Astatine is the rarest naturally-occurring element, with the total amount in Earth's crust estimated to be less than 1 oz (28 g) at any given time. This amounts to less than one teaspoon of the element. Guinness World Records has dubbed the element the rarest on Earth, stating: "Only around 0.9 oz (25 g) of the element astatine (At) occurring naturally". Isaac Asimov, in a 1957 essay on large numbers, scientific notation, and the size of the atom, wrote that in "all of North and South America to a depth of ten miles", the number of astatine atoms at any time is "only a trillion".
Astatine is produced by bombarding bismuth with energetic alpha particles to obtain relatively long-lived 209At - 211At, which can then be distilled from the target by heating in the presence of air.
Compounds
Multiple compounds of astatine have been synthesized in microscopic amounts and studied as intensively as possible before their inevitable radioactive disintegration.

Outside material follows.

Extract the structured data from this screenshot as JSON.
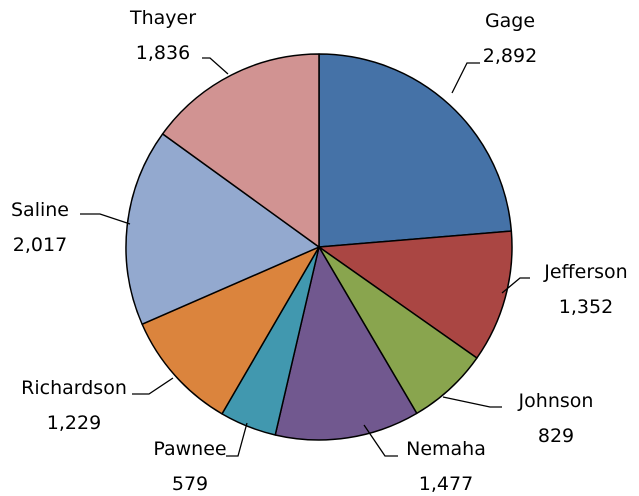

While these compounds are primarily of theoretical interest, they are being studied for potential use in nuclear medicine.
Isotopes
Astatine has 33 known isotopes, all of which are radioactive; the range of their mass numbers is from 191 to 223. There exist also 23 metastable excited states. The longest-lived isotope is 210At, which has a half-life of 8.1 hours; the shortest-lived known isotope is 213At, which has a half-life of 125 nanoseconds.
Applications
Because of the extremely short life span of astatine no practical applications exist other than scientific study.
Precautions
Since Astatine is radioactive, it should be handled with care. Because of it's extreme rarity, it is not likely that the general public will be exposed.
Astatine is a halogen, and standard precautions apply. It is less reactive than iodine, but they share similar characteristics.